The Attorney General referred the sentence to the Court of Appeal in February, with lawyers arguing last week that Calocane – who suffers from paranoid schizophrenia – should be given a “hybrid” order where he would be treated before serving the remainder of the sentence in custody.
But three senior judges dismissed the bid on Tuesday, stating that while Calocane’s offences caused “unimaginable grief”, his sentence was not unduly lenient as his paranoid schizophrenia was “the sole identified cause of these crimes”.
Calocane, who attended via a video link from Ashworth high-security hospital near Liverpool, did not react as the judges gave their decision.
Giving their judgment, the Lady Chief Justice Baroness Carr said: “There was no error in the approach adopted by the judge.
“The sentences imposed were not arguably unduly lenient.”
Baroness Carr added: “It is impossible to read of the circumstances of this offending without the greatest possible sympathy for the victims of these terrible attacks, and their family and friends.
“The victim impact statements paint a graphic picture of the appalling effects of the offender’s conduct.
“Had the offender not suffered the mental condition that he did, the sentencing judge would doubtless have been considering a whole life term.
“But neither the judge nor this court can ignore the medical evidence as to the offender’s condition which led to these dreadful events or the threat to public safety which the offender continues to pose.”
Dr Sanjoy Kumar and Dr Sinead O’Malley, the parents of Ms O’Malley-Kumar, attended the Royal Courts of Justice on Tuesday while the relatives of Mr Webber and Mr Coates did not appear.
Calocane fatally stabbed 19-year-old university students Mr Webber and Ms O’Malley-Kumar as they walked home from a night out in the early hours of June 13 last year, before killing Mr Coates and stealing his van.
He then used the vehicle to knock down three pedestrians, Wayne Birkett, Marcin Gawronski and Sharon Miller, in Nottingham city centre before being arrested.
Prosecutors accepted his not guilty pleas to murder at his sentencing at Nottingham Crown Court in January after multiple medical experts concluded he had paranoid schizophrenia.

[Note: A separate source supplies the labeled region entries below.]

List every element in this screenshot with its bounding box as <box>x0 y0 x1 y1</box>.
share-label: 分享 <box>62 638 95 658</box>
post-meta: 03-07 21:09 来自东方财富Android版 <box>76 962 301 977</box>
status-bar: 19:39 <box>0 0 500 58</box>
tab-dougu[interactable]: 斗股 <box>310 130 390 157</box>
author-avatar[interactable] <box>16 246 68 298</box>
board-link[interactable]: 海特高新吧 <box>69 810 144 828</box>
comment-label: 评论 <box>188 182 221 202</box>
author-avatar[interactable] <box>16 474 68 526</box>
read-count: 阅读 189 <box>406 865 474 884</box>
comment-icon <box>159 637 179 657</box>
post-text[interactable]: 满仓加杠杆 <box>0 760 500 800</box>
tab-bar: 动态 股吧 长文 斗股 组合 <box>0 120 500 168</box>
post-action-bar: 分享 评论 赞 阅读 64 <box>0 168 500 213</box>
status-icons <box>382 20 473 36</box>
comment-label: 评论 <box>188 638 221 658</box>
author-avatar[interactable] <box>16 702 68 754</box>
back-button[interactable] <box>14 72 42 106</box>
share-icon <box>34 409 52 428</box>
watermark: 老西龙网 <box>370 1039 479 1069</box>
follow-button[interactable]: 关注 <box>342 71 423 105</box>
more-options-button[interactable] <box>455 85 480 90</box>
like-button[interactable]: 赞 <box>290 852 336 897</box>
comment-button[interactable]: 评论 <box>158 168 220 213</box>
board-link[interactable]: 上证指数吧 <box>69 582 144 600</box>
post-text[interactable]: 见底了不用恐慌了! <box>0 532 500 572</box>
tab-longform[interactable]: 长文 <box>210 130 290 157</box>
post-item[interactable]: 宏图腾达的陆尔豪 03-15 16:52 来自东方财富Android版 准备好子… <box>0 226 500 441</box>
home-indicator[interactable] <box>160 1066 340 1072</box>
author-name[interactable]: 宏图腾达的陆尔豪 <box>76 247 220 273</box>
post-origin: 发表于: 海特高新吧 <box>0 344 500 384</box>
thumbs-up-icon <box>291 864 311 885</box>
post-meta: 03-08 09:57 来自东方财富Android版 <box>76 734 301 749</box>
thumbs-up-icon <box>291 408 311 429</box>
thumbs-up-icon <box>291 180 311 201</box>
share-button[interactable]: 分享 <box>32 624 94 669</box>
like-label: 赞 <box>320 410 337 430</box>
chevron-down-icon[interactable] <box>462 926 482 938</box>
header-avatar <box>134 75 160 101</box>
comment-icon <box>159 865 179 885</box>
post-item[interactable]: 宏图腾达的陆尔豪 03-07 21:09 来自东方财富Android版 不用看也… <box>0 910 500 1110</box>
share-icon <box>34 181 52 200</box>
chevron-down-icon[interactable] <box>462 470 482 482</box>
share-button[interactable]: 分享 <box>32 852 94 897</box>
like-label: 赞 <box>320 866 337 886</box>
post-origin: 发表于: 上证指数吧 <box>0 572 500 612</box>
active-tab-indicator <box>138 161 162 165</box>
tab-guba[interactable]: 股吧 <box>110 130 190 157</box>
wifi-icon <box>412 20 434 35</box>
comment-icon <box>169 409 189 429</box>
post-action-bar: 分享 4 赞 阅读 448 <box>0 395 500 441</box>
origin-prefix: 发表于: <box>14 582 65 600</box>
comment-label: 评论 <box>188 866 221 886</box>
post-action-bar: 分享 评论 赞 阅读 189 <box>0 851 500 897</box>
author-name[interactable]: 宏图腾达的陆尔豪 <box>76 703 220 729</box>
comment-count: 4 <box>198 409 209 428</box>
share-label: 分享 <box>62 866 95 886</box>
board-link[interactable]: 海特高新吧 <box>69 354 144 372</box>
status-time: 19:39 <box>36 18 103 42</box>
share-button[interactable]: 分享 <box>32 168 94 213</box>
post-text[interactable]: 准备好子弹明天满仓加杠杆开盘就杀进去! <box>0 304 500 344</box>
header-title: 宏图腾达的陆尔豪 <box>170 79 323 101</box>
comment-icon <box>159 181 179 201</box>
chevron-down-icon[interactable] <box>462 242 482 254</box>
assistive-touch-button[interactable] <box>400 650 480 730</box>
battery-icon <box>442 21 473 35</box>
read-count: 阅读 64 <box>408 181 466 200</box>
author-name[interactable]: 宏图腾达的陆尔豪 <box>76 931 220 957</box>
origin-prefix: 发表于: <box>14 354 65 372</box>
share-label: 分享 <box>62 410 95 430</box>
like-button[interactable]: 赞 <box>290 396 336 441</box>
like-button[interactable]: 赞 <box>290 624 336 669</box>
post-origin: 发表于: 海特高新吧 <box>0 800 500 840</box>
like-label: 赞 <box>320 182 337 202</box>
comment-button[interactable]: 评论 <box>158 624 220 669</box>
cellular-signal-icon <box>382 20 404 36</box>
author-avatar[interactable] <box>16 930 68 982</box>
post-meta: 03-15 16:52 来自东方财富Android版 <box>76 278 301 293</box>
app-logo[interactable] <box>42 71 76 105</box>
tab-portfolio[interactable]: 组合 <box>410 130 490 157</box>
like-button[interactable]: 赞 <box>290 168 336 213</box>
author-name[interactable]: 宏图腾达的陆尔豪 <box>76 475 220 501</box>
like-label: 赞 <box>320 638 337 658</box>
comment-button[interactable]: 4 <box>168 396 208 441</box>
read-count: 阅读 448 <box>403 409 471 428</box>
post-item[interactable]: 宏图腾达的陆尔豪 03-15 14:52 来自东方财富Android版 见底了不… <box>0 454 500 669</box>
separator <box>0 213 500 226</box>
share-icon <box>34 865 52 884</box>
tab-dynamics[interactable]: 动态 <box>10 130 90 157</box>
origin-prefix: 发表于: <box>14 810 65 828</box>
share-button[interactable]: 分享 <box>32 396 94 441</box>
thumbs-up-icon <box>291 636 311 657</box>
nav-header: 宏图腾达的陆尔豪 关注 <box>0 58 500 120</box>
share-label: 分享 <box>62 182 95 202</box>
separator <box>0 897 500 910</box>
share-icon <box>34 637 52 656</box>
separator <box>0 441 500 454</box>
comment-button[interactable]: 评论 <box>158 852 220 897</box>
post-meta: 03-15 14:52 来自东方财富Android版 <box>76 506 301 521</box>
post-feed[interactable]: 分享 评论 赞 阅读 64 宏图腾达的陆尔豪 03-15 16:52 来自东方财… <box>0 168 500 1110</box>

Sentencing judge Mr Justice Turner told Calocane that his “sickening crimes” meant he would be detained indefinitely in a high-security hospital “very probably for the rest of your life”.
He also ruled that Calocane should be subject to further restrictions if ever discharged from hospital, which would need to be approved by the Justice Secretary.
The families of the victims criticised the sentence, with Mr Webber’s mother, Emma, telling reporters outside court that “true justice has not been served today”.
While a later review found that prosecutors were right to accept Calocane’s pleas, Attorney General Victoria Prentis referred the sentence to the Court of Appeal, describing the killings as “horrific”.
At the hearing in London last Wednesday, Deanna Heer KC, representing the Attorney General’s Office, said that Calocane’s “extreme” crimes warranted “the imposition of a sentence with a penal element, an element of punishment”.
But Peter Joyce KC, for Calocane, said that none of the offences would have been committed “but for the psychosis” and that imposing a hybrid order would mean he would be “punished for being mentally ill”.